Heparanase shows potential as cancer drug

Laboratory experiments have previously shown that cancer cells overproduce an enzyme, heparanase, which splits the body's own polysaccharide heparan sulfate into shorter fragments.

The amount of enzyme is related to the degree of malignancy. Today a study is being published in the journal Nature Chemical Biology in which Uppsala University researchers show, on the basis of animal models, that an inhibitor for heparanase would be extremely interesting as a drug candidate.

Heparan sulfate is a polysaccharide, that is, a chain of linked sugar units, with sulfate groups in different positions. These chains are found on the surface of practically every cell in the body. The sulfate groups enable binding to a number of proteins, such as inflammation proteins and growth factors. Heparan sulfate can thereby regulate different processes in the body, during embryonic development, for example, but also in various conditions of sickness. The capacity for protein-binding generally increases the more sulfate groups there are on the polysaccharide.

The enzyme heparanase splits heparan sulfate at certain points and converts the long chains into shorter fragments. Research at other laboratories has shown that cancer cells in many cases overproduce heparanase and that the amount of heparanase correlates with the degree of malignancy of the cancer cells and their capacity to metasthesize. The connection is believed to have multiple explanations. Heparanase helps cancer cells make their way through tissue barriers, but it also stimulates the heightened generation of blood vessels that is necessary for tumor growth. The fragments function as carriers of growth factors that can promote tumor growth in many ways.

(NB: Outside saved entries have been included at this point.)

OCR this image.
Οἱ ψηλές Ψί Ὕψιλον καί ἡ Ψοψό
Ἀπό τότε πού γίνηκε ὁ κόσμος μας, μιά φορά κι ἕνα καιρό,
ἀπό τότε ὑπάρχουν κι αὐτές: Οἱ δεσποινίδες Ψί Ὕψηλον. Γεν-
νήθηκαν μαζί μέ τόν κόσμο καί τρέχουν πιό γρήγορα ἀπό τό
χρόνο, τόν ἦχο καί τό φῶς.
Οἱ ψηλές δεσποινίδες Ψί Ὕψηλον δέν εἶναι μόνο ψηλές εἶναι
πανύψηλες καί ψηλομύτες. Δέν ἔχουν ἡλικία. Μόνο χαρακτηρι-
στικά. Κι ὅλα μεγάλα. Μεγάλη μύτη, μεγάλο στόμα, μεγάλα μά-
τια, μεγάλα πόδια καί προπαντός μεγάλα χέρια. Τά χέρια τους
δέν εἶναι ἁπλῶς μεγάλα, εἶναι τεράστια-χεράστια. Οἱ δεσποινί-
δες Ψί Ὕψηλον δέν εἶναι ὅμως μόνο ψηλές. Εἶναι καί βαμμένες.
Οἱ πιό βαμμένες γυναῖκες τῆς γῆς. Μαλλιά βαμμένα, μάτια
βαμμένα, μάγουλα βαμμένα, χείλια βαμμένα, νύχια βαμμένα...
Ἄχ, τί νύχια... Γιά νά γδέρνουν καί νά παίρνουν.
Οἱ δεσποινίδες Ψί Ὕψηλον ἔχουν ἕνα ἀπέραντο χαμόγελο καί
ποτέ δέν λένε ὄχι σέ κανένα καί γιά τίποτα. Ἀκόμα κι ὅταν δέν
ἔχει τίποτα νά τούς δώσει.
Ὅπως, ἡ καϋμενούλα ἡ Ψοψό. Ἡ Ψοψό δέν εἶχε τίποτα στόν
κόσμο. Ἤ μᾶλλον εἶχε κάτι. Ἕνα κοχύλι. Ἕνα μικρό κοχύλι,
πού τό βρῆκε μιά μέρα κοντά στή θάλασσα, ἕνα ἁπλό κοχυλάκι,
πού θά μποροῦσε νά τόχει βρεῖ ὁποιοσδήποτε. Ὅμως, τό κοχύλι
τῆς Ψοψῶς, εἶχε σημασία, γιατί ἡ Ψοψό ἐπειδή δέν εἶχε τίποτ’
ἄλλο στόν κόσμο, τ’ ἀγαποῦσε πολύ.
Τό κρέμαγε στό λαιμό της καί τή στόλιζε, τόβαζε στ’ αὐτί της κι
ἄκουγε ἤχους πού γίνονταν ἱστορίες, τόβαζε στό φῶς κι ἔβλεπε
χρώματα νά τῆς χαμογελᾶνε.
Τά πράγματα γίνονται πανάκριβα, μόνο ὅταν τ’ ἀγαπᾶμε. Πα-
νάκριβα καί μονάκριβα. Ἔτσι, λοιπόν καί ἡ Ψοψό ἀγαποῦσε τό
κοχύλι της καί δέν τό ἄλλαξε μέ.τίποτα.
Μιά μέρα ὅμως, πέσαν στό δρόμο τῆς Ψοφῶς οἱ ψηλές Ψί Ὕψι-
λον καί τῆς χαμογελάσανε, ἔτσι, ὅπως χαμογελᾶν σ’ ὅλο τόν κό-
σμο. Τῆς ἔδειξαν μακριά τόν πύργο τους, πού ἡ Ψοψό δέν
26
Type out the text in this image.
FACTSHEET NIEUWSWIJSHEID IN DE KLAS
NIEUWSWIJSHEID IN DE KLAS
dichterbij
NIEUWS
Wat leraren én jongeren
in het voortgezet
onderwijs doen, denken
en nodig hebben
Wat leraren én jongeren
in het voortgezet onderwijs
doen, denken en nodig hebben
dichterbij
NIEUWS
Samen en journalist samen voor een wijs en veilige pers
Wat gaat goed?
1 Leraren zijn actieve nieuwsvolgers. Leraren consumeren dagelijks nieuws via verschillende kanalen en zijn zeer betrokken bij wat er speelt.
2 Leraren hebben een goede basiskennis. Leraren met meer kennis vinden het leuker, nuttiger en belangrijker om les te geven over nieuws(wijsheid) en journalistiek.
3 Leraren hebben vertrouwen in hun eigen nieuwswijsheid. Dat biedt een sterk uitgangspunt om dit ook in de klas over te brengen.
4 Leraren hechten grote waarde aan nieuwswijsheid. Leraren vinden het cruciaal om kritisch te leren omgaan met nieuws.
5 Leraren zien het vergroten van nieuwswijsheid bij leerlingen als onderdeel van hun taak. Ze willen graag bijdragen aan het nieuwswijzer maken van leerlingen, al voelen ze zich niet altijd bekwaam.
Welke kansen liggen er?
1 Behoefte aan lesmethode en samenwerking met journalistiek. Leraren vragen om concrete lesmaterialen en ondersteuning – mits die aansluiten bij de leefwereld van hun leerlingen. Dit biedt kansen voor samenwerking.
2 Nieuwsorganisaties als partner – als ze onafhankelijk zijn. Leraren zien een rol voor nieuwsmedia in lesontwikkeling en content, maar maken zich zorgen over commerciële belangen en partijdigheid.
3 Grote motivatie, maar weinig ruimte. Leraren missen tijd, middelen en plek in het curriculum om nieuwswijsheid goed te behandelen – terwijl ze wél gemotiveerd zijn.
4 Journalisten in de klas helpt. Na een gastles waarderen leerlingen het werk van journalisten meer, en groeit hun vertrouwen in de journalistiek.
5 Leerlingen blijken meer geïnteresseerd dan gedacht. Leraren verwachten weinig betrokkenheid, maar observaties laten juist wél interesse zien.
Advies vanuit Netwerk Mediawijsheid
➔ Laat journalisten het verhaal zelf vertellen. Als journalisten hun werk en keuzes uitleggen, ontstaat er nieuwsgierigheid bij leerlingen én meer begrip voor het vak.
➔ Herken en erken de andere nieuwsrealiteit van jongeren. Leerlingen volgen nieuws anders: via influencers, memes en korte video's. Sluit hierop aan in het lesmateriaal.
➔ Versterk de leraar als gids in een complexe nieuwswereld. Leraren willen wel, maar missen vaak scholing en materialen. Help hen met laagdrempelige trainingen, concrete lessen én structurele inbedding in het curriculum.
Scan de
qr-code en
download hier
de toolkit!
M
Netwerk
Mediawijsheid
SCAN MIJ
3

In the current project the scientists introduced the gene for human heparanase into a mouse, so that the enzyme would be overproduced in several organs. Besides the expected splitting of heparan sulfate, they found that the metabolism of the polysaccharide was stimulated, but that the number of sulfate groups increased at the same time. The ‘high-sulfated’ fragments released by the enzyme evince dramatically increased binding to certain growth factors of potential importance to tumor growth. When they examined heparan sulfate from authentic cancer cells instead, or from cancer tissue that had overproduced heparanase, it was found that here too there was an increase in the number of sulfate groups compared with heparan sulfate from corresponding normal cells/tissues. The findings indicate that producing an inhibitor for heparanase is an urgent step in discovering new drugs for cancer.